Any ideas? I'm really not sure what I'm doing wrong...
 
Sounds like a burr removal issue to me. Can you try stropping or using a fine or ultrafine rod very lightly?
 
In my limited experience, S110V and its friends develop lingering burrs. I normally use diamond suspension strop to partially polish the edge and removing the burr as much as possible at the same time. I have had a OK result with running the edge very very lightly on the Edge Pro ceramic rod as well. Good luck.
 
Well... that was easy. A few light passes on the corners of the fine white rods, like less than the weight of the knife, and it slices newsprint heel to tip. I think the trick was the light pressure. So it was a tiny burr I couldn't see or feel?
 
I think so.
I am glad that you got an edge you like.
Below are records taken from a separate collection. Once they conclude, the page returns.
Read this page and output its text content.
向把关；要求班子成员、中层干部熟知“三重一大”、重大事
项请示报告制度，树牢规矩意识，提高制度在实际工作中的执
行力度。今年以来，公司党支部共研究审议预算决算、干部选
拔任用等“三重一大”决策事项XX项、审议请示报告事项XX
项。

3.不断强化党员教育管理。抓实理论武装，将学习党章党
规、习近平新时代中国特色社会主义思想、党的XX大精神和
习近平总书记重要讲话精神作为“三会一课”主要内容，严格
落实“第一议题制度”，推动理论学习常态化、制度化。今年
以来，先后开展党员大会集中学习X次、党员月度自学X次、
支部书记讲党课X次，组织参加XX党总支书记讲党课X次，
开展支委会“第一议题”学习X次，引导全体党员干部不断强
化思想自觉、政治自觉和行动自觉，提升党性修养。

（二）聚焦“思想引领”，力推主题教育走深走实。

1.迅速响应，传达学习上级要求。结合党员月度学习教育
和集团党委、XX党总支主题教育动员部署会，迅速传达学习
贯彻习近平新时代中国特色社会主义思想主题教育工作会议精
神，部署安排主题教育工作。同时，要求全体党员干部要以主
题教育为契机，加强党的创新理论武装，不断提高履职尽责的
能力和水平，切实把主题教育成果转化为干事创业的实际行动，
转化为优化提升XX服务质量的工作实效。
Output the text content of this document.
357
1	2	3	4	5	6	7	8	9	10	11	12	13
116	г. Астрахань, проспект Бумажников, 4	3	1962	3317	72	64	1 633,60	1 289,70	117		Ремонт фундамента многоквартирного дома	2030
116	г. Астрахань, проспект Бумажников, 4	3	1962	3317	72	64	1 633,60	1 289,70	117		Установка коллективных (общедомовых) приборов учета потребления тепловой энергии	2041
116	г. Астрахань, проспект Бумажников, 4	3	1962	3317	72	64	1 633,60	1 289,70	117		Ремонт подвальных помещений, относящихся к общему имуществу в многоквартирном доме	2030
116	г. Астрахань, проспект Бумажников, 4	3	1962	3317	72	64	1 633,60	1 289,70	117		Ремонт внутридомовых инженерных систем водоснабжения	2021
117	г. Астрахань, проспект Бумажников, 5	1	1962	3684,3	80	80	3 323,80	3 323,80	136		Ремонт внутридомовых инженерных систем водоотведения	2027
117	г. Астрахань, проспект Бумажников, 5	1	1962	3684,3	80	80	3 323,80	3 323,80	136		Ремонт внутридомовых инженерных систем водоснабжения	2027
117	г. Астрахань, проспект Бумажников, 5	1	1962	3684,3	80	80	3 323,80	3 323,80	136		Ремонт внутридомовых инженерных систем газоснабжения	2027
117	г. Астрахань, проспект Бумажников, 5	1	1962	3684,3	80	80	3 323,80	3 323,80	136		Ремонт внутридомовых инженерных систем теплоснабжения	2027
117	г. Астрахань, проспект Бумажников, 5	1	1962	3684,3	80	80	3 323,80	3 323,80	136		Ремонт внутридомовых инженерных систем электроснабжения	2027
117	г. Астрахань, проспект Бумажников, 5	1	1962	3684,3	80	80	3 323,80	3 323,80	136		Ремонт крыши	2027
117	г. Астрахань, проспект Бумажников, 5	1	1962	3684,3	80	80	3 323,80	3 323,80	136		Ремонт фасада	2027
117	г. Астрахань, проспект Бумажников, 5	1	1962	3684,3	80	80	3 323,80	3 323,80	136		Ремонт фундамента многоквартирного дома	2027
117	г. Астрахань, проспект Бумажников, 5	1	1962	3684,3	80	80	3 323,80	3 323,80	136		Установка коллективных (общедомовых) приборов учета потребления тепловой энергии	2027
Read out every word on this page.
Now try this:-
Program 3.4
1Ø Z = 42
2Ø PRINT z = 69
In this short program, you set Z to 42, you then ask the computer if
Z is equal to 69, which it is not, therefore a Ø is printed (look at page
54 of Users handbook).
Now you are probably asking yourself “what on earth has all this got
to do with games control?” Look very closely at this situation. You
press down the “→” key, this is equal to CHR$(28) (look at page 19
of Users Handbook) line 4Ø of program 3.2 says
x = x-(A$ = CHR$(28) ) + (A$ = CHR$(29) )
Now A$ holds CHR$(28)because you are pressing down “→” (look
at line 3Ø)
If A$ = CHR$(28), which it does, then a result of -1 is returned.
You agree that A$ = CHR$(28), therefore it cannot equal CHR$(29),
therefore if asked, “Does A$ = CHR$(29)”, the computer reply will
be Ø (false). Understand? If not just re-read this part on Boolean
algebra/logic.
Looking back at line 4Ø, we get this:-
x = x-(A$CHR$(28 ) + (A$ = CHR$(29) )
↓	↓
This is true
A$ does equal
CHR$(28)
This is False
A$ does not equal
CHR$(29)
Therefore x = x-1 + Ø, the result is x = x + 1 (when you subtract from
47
But make sure that it is not a wire edge. Run the edge on a hard wood block with a light pressure and check the edge under intense light (preferably sun light). If you see bright spots on the edge, you might have had a wire edge. You may want to run the edge again very very lightly on the fine rod to remove it.

The thing is that a wire edge feels extremely keen but does not last long.
 
I ran the edge lightly, backwards, on a piece of oak at about 40 degrees (trying to match the edge bevel). I couldn't check under sunlight, but under bright indoor lighting I couldn't see any bright spots. I'll watch for that though, thanks for the help.
 
Sounds like a burr removal issue to me. Can you try stropping or using a fine or ultrafine rod very lightly?

Having similar issue with my S110V PM2. Can't picture the underlined part, can you describe? Do you mean sort of strop down the rods and a lesser angle?
 
D Dorkus Buttwhistle
I am glad that it worked out for you. I normally run the edge at 90 degree on a wood block or cut a piece of cardboard for testing.

ndmiller ndmiller
What I meant there was to use a fine rod to deburr. In general, it would be better to raise the angle for burr removal. Assuming that you use Sharpmaker, if you sharpen your blade at 30 degree, deburring at 40 degree would be more effective than staying at the same angle. As the OP stated, very light pressure is the key. I personally use a strop and do not have a sharpmaker myself.
 
Yep, patience and a fine stone (rod) with light pressure seems to be key. On the super light passes on the sharpmaker with the fine white rods, I canted the knife a few degrees in hopes of removing whatever wire edge or burr was there. It seems to have worked. Note that I also did work on the back bevel, my PM2 was quite thick behind the edge. Using a marker and judging by a few sharp maker swipes, it was originally close to 40 degrees. I doubt that has much to do with the current topic, but then again, I'm not sure.
 
Ceramics are good but IMO not that great for high Carbide volume steels. I would highly recommend the DMT Coarse and balsa strop with 1 micron diamond compound. It will not only give you a very sharp edge but one that will last and be easy to maintain.
 
Ceramics are good but IMO not that great for high Carbide volume steels. I would highly recommend the DMT Coarse and balsa strop with 1 micron diamond compound. It will not only give you a very sharp edge but one that will last and be easy to maintain.

So you're saying get a coarse diamond stone and a strop with compound, don't even use ceramics or water stones?
 
Depends,

The DMT Coarse is a coarser stone but one that also produces a very sharp and somewhat fine edge depending on the sharpening pressure used and the alloy type. Harder and more wear resistant steels tend to take a better edge from diamonds than lower grade alloys.

The Coarse DMT is simply known for the quality edge it produces. I cannot say the same about the CBN rods because I have never used them personally, and they don't seem to get as much buzz around here.
 
Got the DMT coarse and 1 mic paste... the good news is my normal steel knives are sharper than ever because of the strop, but the bad news is I suck at freehand on the plate.